Mais en attendant, quand la maladie vous entraîne dans la spirale infernale de la précarité, vous n’avez pas les moyens de vous soigner.
Je prends l’exemple de ma sœur parce que c’est celui qui me touche de près. Mais combien sont les personnes qui sont dans la même situation ??? Celles à qui on dit :
Il y a un traitement qui pourrait vous permettre d’aller vers une rémission mais vous avez perdu au loto de la vie. Vous êtes pauvre, il n’est pas pour vous. Passez votre tour ou revenez nous voir quand vous aurez gagné à la loterie nationale…
Voilà ce que me met en rogne aujourd’hui. Cette impression qu’on va laisser mourir des gens parce que les maintenir en vie coûte trop cher. Tous ces compléments alimentaires qui sont nécessaires mais qui coûtent chers. Cette médecine à deux vitesses qui permet aux plus riches de se soigner mais aux autres de se résigner.
Dis donc, Egalimère, tu n’avais pas dit que tu allais choisir tes combats pour alléger ta charge mentale ?
Oui, mais là, ce n’est pas mon combat, c’est celui que vivent au quotidien de nombreuses personnes.
C’est celui de tous ces gens qui se retrouvent isolés, sans ressource, sans soutien financier.
Celles et ceux qui doivent choisir entre se soigner, acheter des compléments alimentaires ou payer leur loyer et conserver leur logement.

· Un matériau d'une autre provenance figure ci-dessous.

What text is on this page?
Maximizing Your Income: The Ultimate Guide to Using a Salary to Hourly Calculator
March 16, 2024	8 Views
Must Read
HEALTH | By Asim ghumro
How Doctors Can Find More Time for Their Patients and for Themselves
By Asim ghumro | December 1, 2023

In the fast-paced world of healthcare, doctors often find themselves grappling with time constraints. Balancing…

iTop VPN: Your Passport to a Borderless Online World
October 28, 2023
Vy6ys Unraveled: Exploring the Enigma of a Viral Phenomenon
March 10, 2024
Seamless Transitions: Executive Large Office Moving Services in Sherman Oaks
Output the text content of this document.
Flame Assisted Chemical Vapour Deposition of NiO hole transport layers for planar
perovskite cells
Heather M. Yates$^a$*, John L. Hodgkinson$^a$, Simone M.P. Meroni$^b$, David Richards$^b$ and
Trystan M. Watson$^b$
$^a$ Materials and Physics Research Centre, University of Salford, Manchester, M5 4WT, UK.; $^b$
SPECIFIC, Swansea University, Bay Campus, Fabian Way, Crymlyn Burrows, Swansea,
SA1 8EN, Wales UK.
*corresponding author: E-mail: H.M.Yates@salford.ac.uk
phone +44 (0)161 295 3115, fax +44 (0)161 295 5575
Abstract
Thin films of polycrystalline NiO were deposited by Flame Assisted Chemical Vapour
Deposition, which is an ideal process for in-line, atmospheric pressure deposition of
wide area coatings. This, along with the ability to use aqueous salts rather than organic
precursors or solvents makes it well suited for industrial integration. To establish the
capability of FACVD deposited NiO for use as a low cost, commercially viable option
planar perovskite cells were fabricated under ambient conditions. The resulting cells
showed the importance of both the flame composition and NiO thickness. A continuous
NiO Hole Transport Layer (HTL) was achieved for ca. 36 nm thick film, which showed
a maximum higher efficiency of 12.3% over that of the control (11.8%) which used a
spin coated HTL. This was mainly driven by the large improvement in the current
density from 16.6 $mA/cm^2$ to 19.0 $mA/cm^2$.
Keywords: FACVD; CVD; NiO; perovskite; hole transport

Toutes ces personnes qui ne savent pas vers qui se tourner pour bénéficier de soutien dans leurs démarches administratives, les demandes d’allocations, de pension.
Ces malades qui savent qu’il existe un traitement qui pourraient les soigner, leur permettre de repousser l’échéance, mais qui ne peuvent pas en bénéficier parce qu’ils n’en ont pas les moyens.
Etre malade, ce n’est pas un choix. C’est un calvaire, un parcours du combattant, un plongeon dans la précarité.